The two institutions have warned that political violence could lead to capital and investor-flight.
They called for political tolerance to protect the economic gains the country has made after post COVID-19.
The sentiments were made during the Senate Speaker roundtable economic recovery meeting with KEPSA at Enashipai Resort in Naivasha.
While condemning the violence witnessed in Kondele Kisumu early in the week, Senate Speaker Kenneth Lusaka warned that political violence could derail economic gains in the country.

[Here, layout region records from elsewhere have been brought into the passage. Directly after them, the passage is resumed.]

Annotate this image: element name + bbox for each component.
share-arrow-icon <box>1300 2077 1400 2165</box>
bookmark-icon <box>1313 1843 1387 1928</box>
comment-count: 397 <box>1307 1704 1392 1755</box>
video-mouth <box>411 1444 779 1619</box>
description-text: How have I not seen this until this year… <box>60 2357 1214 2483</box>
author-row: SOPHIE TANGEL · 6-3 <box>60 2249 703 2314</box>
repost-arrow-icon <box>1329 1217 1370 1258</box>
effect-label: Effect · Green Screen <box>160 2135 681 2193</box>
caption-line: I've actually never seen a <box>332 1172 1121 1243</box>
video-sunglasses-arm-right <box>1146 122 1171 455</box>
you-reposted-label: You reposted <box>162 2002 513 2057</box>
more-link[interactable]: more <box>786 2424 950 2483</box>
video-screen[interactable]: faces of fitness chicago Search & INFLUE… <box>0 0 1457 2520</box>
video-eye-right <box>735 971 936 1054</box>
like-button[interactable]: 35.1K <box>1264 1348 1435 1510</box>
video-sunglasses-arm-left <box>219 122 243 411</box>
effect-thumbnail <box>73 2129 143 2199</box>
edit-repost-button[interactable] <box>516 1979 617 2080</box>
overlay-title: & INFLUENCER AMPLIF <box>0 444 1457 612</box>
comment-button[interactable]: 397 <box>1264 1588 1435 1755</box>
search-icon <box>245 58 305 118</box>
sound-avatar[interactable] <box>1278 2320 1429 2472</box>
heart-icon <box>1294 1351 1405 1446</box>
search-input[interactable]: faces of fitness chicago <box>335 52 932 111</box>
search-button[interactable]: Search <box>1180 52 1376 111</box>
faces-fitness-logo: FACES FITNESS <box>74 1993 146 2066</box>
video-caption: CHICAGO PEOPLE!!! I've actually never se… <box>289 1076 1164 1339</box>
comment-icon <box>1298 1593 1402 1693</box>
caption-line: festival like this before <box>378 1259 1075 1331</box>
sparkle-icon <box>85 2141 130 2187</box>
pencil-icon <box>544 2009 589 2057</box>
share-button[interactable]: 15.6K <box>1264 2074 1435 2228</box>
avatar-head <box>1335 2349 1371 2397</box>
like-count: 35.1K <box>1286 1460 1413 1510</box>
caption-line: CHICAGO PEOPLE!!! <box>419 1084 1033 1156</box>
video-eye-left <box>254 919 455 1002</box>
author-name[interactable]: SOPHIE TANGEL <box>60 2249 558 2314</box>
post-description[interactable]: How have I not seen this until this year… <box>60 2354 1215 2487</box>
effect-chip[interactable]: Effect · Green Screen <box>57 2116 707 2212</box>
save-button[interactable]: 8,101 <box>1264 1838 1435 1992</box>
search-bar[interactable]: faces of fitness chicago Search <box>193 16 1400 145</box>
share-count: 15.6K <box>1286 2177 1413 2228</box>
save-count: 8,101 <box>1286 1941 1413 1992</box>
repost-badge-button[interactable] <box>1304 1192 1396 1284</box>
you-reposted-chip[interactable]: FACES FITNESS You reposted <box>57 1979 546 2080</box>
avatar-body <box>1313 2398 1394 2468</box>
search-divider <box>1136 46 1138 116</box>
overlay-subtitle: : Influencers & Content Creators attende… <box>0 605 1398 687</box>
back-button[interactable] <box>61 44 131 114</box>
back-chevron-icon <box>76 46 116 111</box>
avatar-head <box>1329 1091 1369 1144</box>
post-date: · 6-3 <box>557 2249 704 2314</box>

Lusaka noted that violence affects all sectors and called on his fellow politicians to be careful in their speeches months to the next elections.
“We have recorded some cases of political violence which are not healthy for a country that is yet to fully recover from the pandemic,” he said.
Lusaka at the same time noted that double taxation and a rise in the cost of living has eroded investor confidence.
He lauded the move by the national assembly to summon senior government officers to explain the rising cost of fuel.
KEPSA CEO Carole Kariuki said they have planned a leader’s summit in the next couple of weeks to address elections preparedness, security and support for business.
Kariuki decried the rising cost of production in the country, noting that it is pushing manufacturers out of the market.
“We are deeply concerned by the rise in electricity and fuel prices in the last couple of months while double taxation remains one of the biggest challenges facing investors,” she said.
The Senate Majority Leader Samuel Pogishio called for sobriety in political campaigns warning that violence could lead to disruption of businesses and peaceful coexistence.
“Senate has several pending bills meant to protect investors and we shall place them on the priority list so that we can give the trader a conducive environment to conduct business,” he said.